Importantly, however, a power of attorney provides legal authority for one person to act on behalf of another who is alive. When the principal passes away, the authority provided by the power of attorney ends. An agent who held a power of attorney for someone who has since died is not automatically appointed to be the personal representative for the estate. The appointment of a personal representative will depend on the deceased person’s will or the outcome of the court’s selection process.
Personal representatives for a deceased person’s estate are not necessarily entitled to personal ownership of property in an estate – though they will steward the estate’s property and have the authority to take actions involving the property to settle the estate. They are bound, however, to follow all probate laws and rules to execute their duties. If they do not, they could be personally liable to devisees or heirs.
Personal representatives may be paid reasonable compensation for their services attending to the kuleana of administering the deceased person’s estate. It is also possible for the person who serves as the personal representative to also be a devisee or heir to the deceased person.
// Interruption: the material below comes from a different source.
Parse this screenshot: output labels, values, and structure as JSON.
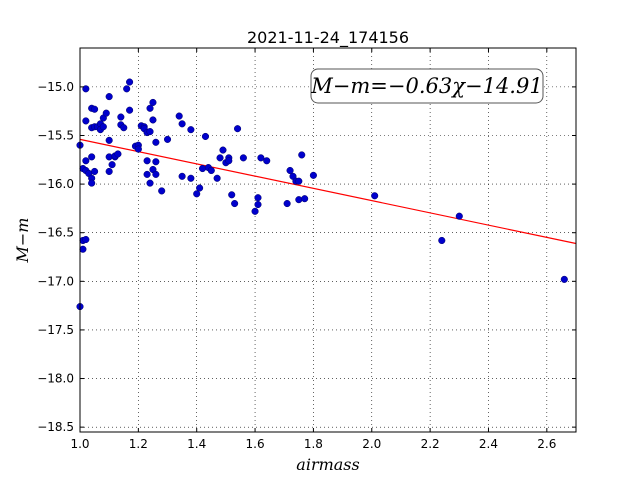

In any of those situations, the person serving as the personal representative might receive property from the estate, not because they are the personal representative, but rather for those other reasons.
This is a complex area of law, although it affects virtually all families. Devisees or heirs that have questions about how to work with a personal representative and the process for ultimately receiving any property they are entitled to from the estate will benefit from talking to a probate lawyer.